Printemps de 1957.  La bataille d’Alger est en cours. Dans le bled, la rébellion s’efforce de prendre en main la population par la terreur. L’implantation de nos unités est encore trop « centralisée », leur action inadaptée à la guerre révolutionnaire. L’administration, dont les moyens sont insuffisants, ne peut faire face à la situation. Le partage «  et ce n’est pas un vain mot » des responsabilités entre civils et militaires conserve une rigidité de temps de paix.
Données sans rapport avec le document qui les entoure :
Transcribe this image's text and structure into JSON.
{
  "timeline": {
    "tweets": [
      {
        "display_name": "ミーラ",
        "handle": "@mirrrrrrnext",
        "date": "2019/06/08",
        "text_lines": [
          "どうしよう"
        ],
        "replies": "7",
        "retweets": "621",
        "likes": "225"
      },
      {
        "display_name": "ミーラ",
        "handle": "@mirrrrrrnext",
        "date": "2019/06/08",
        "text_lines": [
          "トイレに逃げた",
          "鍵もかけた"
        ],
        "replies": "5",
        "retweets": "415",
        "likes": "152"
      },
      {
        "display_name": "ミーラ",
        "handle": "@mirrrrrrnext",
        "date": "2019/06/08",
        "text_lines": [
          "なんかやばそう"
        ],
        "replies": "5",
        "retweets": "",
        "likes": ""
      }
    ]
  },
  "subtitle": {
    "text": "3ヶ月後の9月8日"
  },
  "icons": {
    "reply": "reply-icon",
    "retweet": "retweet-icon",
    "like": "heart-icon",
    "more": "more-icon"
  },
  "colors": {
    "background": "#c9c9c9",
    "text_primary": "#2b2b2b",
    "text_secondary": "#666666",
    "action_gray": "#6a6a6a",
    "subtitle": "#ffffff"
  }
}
En haut lieu , on décide de faire, dans la zone d’Orléansville, un essai de coordination des efforts tendant à rendre au pays son climat de sécurité. C’est l’opération « pilote ». L’Orléansvillois est une zone fertile, assurant un passage essentiel  entre l’Algérois et l’Oranie. En outre, il est encore un « havre de paix », constituant une plate-forme favorable aux actions projetées ; c’est le pays des Beni-Boudouane, placé sous l’autorité du Bachagha Boualem, homme au grand cœur , intelligent, courageux, vivant en permanence et de manière rustique, au milieu de sa tribu ; son prestige s’étend largement au-delà des limites du territoire dont il a la charge administrative. Pour mener l’opération « Pilote » qui sera finalement une réussite, le commandement détache dans les unités de la zone des cadres prélevés sur ses troupes de réserve ; c’est le cas du capitaine Assémat, auteur des lignes qui suivent. Ces cadres se passionneront pour la tâche qui leur est confiée et en resteront profondément marqués pour l’avenir.

 

 

 

                                                                  Général  J. GRACIEUX

 

 

Le 15 mars 1957, sans que rien l’eût laissé présager, je reçu un ordre de détachement me mettant pour trois mois à la disposition du général de Brébisson, commandant la zone Ouest Algérois, dont le P.C. était à Orléansville.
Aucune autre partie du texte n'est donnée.